There are times when Nina Raine's first play, Rabbit, comes over like a cross between an upmarket Two Pints of Lager and a Packet of Crisps and Patrick Marber's Closer. There are other occasions when it gives the impression of being two plays awkwardly yoked together. But watching this highly entertaining production - directed by the author with a spot-on cast - you are left in no doubt that here is a writing debut of exhilarating punch and real comic perspicacity.
In a Groucho-like London bar, PR executive Bella (excellent Charlotte Randall) is celebrating her 29th birthday with an uncomfortable assortment of former lovers and friends. It's an act of wobbly defiance because, in her own best interests, she should be at the hospital, resolving her differences with her dominant father (Hilton McRae) who is dying of a brain tumour.
Raine is sharp at capturing the irritable dissatisfaction, chippy competitiveness and sexual jealousy of smart professionals who are old enough to have several failed relationships under their belt and still young enough to resent losing the illusion of unconditional happiness.
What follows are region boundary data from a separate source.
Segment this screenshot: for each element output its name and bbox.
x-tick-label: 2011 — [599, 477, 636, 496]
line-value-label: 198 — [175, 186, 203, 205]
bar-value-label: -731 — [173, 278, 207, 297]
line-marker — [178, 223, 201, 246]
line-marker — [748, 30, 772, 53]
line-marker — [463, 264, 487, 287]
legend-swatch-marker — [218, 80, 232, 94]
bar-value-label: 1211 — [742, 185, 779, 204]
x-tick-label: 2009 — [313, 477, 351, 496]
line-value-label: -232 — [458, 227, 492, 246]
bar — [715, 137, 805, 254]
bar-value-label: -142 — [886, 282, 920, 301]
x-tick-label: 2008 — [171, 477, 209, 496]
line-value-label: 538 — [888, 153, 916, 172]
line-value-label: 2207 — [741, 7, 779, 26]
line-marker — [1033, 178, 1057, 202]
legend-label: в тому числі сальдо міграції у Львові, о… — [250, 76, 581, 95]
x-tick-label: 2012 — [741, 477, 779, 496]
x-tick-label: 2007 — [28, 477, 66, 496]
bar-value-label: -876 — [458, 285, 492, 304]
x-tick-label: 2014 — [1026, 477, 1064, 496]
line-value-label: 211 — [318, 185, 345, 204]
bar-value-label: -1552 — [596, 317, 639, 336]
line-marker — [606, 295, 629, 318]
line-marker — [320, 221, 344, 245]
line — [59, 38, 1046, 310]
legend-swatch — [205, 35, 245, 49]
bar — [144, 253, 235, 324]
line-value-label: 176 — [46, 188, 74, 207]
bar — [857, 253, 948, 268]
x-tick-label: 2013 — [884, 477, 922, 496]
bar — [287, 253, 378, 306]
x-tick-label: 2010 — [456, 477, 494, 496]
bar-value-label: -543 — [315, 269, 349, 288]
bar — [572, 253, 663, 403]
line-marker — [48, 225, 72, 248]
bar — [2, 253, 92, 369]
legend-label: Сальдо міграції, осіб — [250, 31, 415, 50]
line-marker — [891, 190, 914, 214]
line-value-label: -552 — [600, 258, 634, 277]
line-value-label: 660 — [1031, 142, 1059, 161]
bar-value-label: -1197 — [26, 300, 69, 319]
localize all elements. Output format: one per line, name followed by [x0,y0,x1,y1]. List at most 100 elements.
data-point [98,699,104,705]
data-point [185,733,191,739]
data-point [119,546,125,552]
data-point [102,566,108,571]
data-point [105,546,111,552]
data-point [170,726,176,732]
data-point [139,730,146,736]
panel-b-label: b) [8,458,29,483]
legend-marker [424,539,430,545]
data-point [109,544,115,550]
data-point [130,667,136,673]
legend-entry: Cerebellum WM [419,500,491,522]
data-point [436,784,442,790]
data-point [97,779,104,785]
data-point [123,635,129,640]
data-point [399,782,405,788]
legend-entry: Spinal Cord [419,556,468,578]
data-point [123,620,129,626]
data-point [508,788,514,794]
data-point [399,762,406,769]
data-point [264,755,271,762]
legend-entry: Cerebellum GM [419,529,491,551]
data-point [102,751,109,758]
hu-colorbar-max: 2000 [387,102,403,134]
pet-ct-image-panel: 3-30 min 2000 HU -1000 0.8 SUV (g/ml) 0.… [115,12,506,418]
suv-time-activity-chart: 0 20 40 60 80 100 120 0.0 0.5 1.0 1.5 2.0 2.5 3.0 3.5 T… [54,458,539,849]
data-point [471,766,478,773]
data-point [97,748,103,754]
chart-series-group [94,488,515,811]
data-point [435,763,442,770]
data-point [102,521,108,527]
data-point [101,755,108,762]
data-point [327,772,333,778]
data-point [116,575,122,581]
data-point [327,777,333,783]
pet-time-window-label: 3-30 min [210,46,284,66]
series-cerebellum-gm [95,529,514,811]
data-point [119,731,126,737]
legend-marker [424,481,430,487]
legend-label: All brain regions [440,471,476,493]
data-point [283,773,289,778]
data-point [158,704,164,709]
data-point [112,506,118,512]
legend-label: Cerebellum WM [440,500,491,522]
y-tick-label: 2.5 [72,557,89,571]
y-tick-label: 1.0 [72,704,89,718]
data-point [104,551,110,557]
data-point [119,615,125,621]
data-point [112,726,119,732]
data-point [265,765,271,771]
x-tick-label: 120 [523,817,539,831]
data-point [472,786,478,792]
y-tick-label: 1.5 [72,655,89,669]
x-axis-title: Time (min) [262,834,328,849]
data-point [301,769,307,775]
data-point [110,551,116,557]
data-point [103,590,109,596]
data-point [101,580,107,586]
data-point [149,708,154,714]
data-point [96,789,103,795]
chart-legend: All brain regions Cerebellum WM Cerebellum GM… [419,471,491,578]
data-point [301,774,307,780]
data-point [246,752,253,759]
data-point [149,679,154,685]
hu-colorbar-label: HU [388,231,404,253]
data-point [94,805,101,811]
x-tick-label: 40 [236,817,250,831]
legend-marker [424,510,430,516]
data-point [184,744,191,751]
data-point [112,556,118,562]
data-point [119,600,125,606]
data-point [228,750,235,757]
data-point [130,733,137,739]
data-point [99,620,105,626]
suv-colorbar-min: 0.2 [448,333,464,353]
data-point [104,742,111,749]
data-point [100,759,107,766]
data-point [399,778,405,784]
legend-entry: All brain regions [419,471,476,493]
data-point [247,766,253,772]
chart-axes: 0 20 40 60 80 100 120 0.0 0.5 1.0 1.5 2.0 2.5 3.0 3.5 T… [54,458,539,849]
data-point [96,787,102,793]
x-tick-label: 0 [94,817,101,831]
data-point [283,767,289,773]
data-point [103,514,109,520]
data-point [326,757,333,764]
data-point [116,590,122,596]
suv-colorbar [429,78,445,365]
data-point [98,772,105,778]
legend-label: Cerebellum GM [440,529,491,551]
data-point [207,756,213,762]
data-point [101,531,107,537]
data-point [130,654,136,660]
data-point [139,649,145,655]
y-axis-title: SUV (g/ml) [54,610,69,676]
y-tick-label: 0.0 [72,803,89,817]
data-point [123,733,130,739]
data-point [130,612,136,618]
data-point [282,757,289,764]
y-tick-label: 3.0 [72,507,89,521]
As the wine flows, the battle of the sexes takes unexpected turns. It's the women who gossip shamelessly about the cocks and hairy bum-holes of their lovers. Men, it seems, are too proprietorial to want to share such details - an observation that leads to the notion that this caveman-instinct is the essence of romance.
Raine is fearless in the non-PC fun she has with the contradictions and double standards in male-female relations, while also suggesting that neither gender has a monopoly on sensitivity.
The boozy bickering is punctuated by flashbacks involving Bella and her father. It's precisely because (without realising it) she's such a chip off the old block that she misinterprets him and wrongly imagines that he prefers her brothers.
One of Bella's presents is a wind-chime candle-holder and Raine makes delicate, thematically apt use here of the conundrum of perception it offers: you can't tell if the little angels circling in the heat are spinning clockwise or anticlockwise, however hard you concentrate.
It's sometimes a mistake for an author to direct her own play, but here the conjunction of Raine and Raine would seem to be a match made in heaven.